A 90%, puisque le bébé est immuno-compatible avec elle. Il ne reste qu'à espérer, et nous l'espérons bien sûr, que la greffe marche. C'est d'ailleurs assez curieux d'avoir tant parlé de cette première avant de savoir si la grande sœur avait bien été guérie ou non… Et que dira-t-on si l'espoir est déçu ? [...] Derrière cette naissance, que nous saluons bien sûr comme toute naissance, l'eugénisme n'est pas sous-jacent mais bien réel, dans la mesure où il s'agit de trier des êtres humains selon la mission qu'on veut leur donner. Il faut se rappeler que nous avons tous été des embryons, et qu'il y a un continuum entre l'embryon et nous-mêmes ; par chance, personne ne s'est arrogé le droit de nous trier, de nous jeter ou de nous détruire. [...]

A-t-on une alternative pour guérir un grand-frère ou une grande sœur malade ?

Oui [...] C'est le sang du cordon ombilical du nouveau-né qu'on a prélevé pour pouvoir faire une greffe et, on peut l'espérer, sauver son grand frère. Or, avec les banques de cordon ombilical qui sont encore insuffisamment développées en France, on peut très vraisemblablement trouver un donneur immuno-compatible avec le grand frère ou la grande sœur… c'est une question d'organisation. Et nous dénonçons, à l'Alliance pour les Droits de la Vie, le retard de la France en matière de prélèvement du sang du cordon alors qu'on a 820 000 naissances par an.

Pourquoi ne parle-t-on pas de cette alternative ?

Au fond, il s'agit d'une sorte de rapt médiatique, réussi par le professeur Frydman qui s'est trouvé sur pratiquement toutes les chaînes de radio et de télévision sans contradicteur.

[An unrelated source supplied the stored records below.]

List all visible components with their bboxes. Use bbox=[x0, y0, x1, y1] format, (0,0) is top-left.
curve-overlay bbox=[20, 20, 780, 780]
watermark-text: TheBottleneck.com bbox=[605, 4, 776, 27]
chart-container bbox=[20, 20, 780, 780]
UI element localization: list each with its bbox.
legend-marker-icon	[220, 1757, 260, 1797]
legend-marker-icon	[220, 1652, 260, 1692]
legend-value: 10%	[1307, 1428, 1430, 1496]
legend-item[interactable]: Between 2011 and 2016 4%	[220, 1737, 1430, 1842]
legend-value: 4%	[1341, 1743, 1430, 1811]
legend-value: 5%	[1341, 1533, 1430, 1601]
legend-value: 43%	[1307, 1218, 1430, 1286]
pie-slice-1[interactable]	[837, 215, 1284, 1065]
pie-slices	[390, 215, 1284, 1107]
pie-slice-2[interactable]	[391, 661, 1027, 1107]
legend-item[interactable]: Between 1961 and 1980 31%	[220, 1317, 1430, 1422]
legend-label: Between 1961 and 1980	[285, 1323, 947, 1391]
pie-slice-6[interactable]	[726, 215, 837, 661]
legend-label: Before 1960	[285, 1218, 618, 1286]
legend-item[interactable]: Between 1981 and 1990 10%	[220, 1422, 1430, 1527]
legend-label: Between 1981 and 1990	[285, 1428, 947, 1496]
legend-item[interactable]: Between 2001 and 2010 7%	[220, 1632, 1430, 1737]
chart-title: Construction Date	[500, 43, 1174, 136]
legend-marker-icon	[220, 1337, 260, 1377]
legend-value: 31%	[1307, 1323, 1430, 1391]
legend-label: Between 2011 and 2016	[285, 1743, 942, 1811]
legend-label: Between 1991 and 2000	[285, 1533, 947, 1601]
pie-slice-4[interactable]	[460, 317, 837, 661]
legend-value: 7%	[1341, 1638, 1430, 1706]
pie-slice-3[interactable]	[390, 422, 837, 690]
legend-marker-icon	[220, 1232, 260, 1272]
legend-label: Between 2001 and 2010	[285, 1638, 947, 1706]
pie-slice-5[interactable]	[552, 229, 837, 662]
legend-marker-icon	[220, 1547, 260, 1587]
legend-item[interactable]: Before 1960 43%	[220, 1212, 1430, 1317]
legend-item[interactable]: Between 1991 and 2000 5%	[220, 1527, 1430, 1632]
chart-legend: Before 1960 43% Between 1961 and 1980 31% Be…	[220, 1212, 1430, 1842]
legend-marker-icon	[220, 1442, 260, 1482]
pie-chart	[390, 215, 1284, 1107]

Et s'il a dit qu'il y avait eu deux embryons implantés, et que celui qui n'était pas immuno-compatible avec la grande sœur n'avait pas survécu, il a fait silence sur le nombre réel d'embryons qu'il a fallu concevoir (ses déclarations ont d'ailleurs varié sur ce sujet) ; de la même manière, il fait silence sur les alternatives éthiques au double DPI. Or c'est une dérive très grave : on met en avant la lourde souffrance humaine d'une famille, comme un paravent pour légitimer les nouvelles transgressions. L'opinion publique est anesthésiée par une présentation édulcorée."